Select your synths mixer track and take note of the small downward yellow arrow towards the bottom of the channel. This indicates that the channel output is being sent somewhere inside the mixer. If you would then look over at your master channel (without unselecting your synth track!) you will see an upward yellow arrow with a gain knob. This is where your mixer track is being sent to and the gain knob controls how much of the signal is being passed on. If you have ever used an aux send in another DAW this is essentially the same function.
Generally speaking you will always want your tracks to send to the master channel except in cases where you want to send multiple tracks to a buss before they go onto the master. For the sake of example let’s see how we would buss multiple tracks to one track before going to the master.
With your synth track still selected you will notice the Send1,2,3,4 tracks also have gain knobs.

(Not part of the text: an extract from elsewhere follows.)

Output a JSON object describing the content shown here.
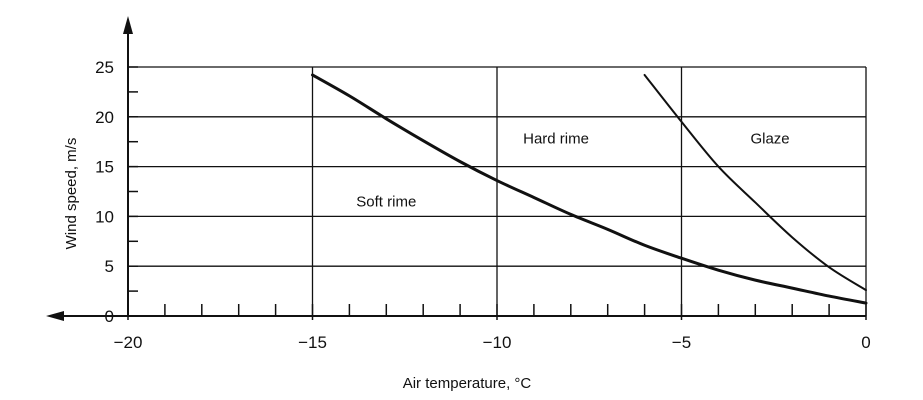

Turn off the master send gain (click the yellow arrow in the master channel) and turn up your synth tracks gain knob into Send1. What you essentially are doing is sending the output of your synth track to Send1, and then Send1 will go to the master channel. You might yourself be asking, “But why?” Well think of it this way. Say you have all your different drums each on their own separate track and your drum mix is perfect; except for the fact that it is too loud. Do you want to risk manually turning down every drum track proportionally? Or would you rather turn down your Drum Buss fader on Send1, which in turn will turn down the overall volume of every drum while leaving your drum mix itself untouched? Sounding pretty good right now isn’t it?
Finally lets look at one last related feature called side chaining. Side chaining a process by which we use one channels audio to control another channels plugins. If you have ever heard the pumping effect in a trance track then you have heard someone use side chaining. I won’t dive into specifics, but if you want a plugin to recognize another mixer track for a side chain here is what you do…
Select the track you wish to control the side chain plugin (our synth track for example).
Activate the send from your synth track into the channel with the side chaining plugin. To do this simply click the grayed out upward arrow on the destination track. Next turn the gain knob on the destination track all the way to 0.
Now at first glance this may seem a little strange, especially if you are coming from a DAW such as Pro Tools. Essentially what we are doing is sending our track to another channel like normal, but we are turning the volume down to 0. In FL Studio, when the send gain is at 0 it treats it as a side chain instead. From here you should be able to select your Synth track inside a side chain plugin. Like I said earlier FL Studio has some odd quirks and this is by far one of the more prevalent ones.
So what have we learned? FL Studio’s mixer has a handy set of tools that are available on every track inside the mixer. The mixer does have some odd quirks on how it handles internal routing but it isn’t anything too far out of left field. Before I leave you I want to give you some general shortcuts particular to the mixer that may come in handy…
Alt + Left/Right – Moves the selected track, plugins, and routing either left or right by one track. Handy for reorganizing your mixer as your project gets more dense.
CTRL + L – Links your selected synth, sample, etc. to the selected mixer track. Avoids having to use the Channel Settings window.
F2 – Change selected tracks name and color.
S – Solo currently selected track.
Again I hope you can now easily navigate FL Studio’s mixer and will never have to worry about those things again. Thanks for reading!